Why aren't these changes made in kernel to keep the syscall ABI standardized and safe instead of requiring the use of an unsafe language wrapper? We should be discouraging more use of unsafe languages, not forcing it.
Using syscalls means you can replace the kernel. Using libc means you are locked into and FFI/C calling convention for anything other than C. Apples/Oranges.
The C ABI doesn't necessarily force you to use C. Maybe to turn some pesky macros into proper functions. Bury the bindings deep in the language's stdlib. Done.
Under the hood, it's all assembly language instructions invoking an operating system written in C. Operating systems care very much about types, but can't offer type safety.
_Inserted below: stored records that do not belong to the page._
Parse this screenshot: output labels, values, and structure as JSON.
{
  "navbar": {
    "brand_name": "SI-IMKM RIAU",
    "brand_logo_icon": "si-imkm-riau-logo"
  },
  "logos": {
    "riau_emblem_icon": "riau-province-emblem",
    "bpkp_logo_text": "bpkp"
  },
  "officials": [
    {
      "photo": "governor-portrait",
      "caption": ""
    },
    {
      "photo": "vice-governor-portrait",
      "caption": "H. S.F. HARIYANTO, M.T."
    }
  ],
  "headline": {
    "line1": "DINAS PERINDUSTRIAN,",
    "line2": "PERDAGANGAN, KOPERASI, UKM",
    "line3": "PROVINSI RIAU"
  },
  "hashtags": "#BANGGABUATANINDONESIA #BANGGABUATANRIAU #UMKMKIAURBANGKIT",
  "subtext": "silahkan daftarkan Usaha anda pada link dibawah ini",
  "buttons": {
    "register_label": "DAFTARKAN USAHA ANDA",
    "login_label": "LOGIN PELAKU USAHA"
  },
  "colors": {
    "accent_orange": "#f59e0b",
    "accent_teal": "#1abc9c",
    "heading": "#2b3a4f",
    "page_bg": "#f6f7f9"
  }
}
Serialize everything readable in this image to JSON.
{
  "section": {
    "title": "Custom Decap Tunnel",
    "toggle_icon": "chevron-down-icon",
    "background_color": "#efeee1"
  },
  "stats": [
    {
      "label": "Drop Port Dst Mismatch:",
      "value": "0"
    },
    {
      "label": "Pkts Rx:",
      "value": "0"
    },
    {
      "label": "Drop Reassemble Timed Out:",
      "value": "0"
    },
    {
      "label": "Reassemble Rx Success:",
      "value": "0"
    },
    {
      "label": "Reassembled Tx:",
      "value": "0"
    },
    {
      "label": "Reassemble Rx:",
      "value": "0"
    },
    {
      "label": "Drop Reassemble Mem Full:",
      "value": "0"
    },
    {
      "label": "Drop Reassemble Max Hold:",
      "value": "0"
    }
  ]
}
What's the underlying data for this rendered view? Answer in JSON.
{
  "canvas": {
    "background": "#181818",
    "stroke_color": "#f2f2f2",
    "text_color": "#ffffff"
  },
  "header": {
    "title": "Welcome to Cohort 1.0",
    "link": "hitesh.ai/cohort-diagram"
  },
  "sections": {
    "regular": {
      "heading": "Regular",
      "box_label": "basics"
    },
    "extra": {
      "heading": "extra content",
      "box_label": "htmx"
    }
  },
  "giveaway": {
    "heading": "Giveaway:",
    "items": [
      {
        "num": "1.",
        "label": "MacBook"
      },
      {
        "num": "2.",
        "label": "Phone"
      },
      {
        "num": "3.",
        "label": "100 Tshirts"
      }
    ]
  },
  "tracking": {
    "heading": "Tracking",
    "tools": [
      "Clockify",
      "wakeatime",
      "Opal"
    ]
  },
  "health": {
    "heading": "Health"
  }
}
Programming languages can.
Theo already prevented you from making the syscall by using the trap instruction directly because of in kernel checking that you got to the kernel via the right point in libc.
It is security theatre. The instruction pattern by which a system call is invoked is not a security attribute. You can't trust something just because it looks like a libc call.
It's an indicator whether they instruction sequence was concerned together by an exploit or whether it's normal code execution. Attackers will have to use more complicated and brittle mechanisms to still achieve their goal. It's an arms race, but so is security in general.
> Piece by piece, I've been trying to remove the easiest of the
terminal-actions that exploit code uses (ie. getting to execve, or performing
other system calls, etc).
> I recognize we can never completely remove all mechanisms they
use. However, I hope I am forcing attack coders into using increasingly
more complicated methods
It's honestly so ridiculous an OS that claims to have security a a focus refuses to add even some sort of basic MAC/RBAC implementation. Even both OSX and Windows have had something for ages now.
These things are kind of orthogonal. OpenBSD maybe gets there eventually.
OpenBSD is like a very hardened safe, made of steel and huge bolts and locks. Very polished, very smooth and hard surface.
MAC/RBAC is like having security officers, interviews, checking of IDs, filling in forms and getting an OK from ones boss before performing work someplace in the building and so on.
Both these things can be good. But OpenBSD was always about making a small system as hardened as possible. Evidently, they aren't completely done yet with making the core as hardened as possible.
Windows has great architecture, but lacks instead severerly this hardness which OpenBSD possesses. What use is MAC/RBAC if someone can gain kernel access with a 0 day exploit?
Nah they won't. The devs have an irrational resistance to the very idea.
I disagree with your analogies. OpenBSD has a focus on auditing to remove all bugs, which is great, but they provide very little to help prevent what can be done if a bug is exploited, and they've certainly had no shortage of serious bugs.
> What use is MAC/RBAC if someone can gain kernel access with a 0 day exploit?
Kernel exploits are pretty rare. Most exploits are in userland.
Their safe is very hard, but once you are in, you are in. And I think I agree with your assessment, they aren’t likely to start creating MAC/RBAC solutions.
https://github.com/openbsd/src/commit/312e26c80be876012ae979...
The ports tree is being cleansed of syscall(2) usage, until they're all gone.
msyscall, pinsyscall, recent mandatory IBT/BTI, xonly. OpenBSD is making some waves, but people aren't really seeing them yet.